I told you to be free - because I meant it. What happens in your personal life does NOT affect me. I have of you what I want - a relationship which is unique but it is not what the world understands by marriage. That is to say I do not in any way depend on you, neither can you shake me.
Nobody can. I do not know how it is but I live withdrawn from my personal life. (This is hard to say.) I am a writer first. In the past, it is true, when I worked less, my writing self was merged in my personal self I felt conscious of you - to the exclusion of almost everything, at times. (All this is just outline.)
But now I do not. You are dearer than anyone in the world to me - but more than anything else - more even than talking or laughing or being happy I want to write.

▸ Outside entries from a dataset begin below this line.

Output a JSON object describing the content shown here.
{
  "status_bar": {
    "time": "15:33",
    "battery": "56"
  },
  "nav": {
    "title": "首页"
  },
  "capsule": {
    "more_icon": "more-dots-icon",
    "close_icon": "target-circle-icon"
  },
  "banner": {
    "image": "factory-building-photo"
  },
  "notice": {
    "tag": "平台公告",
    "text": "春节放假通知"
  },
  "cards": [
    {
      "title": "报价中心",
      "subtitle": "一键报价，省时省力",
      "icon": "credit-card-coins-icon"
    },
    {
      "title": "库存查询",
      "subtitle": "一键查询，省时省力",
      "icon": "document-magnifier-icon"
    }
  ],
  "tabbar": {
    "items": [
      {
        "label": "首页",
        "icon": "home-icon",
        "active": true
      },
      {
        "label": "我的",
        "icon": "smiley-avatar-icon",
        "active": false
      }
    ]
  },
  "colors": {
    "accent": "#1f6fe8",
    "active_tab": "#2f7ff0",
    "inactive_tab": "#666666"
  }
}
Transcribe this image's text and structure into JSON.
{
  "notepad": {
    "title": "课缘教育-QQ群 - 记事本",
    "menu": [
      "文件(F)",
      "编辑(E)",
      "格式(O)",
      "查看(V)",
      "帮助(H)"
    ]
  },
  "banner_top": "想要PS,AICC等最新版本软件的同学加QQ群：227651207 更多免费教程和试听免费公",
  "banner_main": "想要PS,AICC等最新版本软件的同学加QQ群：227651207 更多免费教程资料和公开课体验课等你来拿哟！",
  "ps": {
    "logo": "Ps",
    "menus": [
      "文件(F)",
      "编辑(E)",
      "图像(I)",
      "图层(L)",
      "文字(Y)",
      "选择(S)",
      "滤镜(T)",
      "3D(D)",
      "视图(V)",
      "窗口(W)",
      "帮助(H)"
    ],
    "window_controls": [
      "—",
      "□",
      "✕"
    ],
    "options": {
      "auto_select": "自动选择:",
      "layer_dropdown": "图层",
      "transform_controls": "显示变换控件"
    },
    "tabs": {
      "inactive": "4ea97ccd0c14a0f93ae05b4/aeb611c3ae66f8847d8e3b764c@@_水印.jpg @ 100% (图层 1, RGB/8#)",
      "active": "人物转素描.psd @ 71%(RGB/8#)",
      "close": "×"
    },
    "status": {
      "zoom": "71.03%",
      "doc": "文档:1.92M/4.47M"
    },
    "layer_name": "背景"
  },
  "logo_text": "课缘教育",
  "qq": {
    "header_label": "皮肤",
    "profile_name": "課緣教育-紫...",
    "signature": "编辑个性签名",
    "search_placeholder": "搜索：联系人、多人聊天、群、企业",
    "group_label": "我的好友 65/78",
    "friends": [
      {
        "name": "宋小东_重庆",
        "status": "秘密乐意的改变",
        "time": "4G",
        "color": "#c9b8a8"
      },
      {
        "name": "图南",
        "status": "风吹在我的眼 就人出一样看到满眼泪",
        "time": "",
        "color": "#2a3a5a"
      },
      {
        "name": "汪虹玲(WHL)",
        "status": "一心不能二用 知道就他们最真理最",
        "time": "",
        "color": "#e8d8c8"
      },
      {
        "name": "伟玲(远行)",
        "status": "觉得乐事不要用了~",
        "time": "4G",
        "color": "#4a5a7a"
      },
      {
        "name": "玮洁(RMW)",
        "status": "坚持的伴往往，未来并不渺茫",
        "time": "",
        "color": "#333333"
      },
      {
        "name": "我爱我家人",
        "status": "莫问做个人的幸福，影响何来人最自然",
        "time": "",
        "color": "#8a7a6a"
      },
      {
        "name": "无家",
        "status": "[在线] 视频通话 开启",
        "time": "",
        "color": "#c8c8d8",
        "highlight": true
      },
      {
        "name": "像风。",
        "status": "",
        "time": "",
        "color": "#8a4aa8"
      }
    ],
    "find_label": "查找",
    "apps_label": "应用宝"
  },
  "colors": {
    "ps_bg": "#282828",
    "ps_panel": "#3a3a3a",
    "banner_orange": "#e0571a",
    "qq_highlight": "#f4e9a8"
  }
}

This sounds so ugly; I wish I didn't have to say it. But your letter makes me feel you would be relieved if it were said.
Cant we stop this horrible drama! I hate explaining myself: its so unnatural to me. It makes me feel indecent.
Let us quit ourselves like men.
Tig.
This is much harsher than I feel, but you compel me to speak out. It isn't even as I feel; its so crude. But I simply CANT - - - bear your lack of a sense of proportion. It will be the ruin of us both.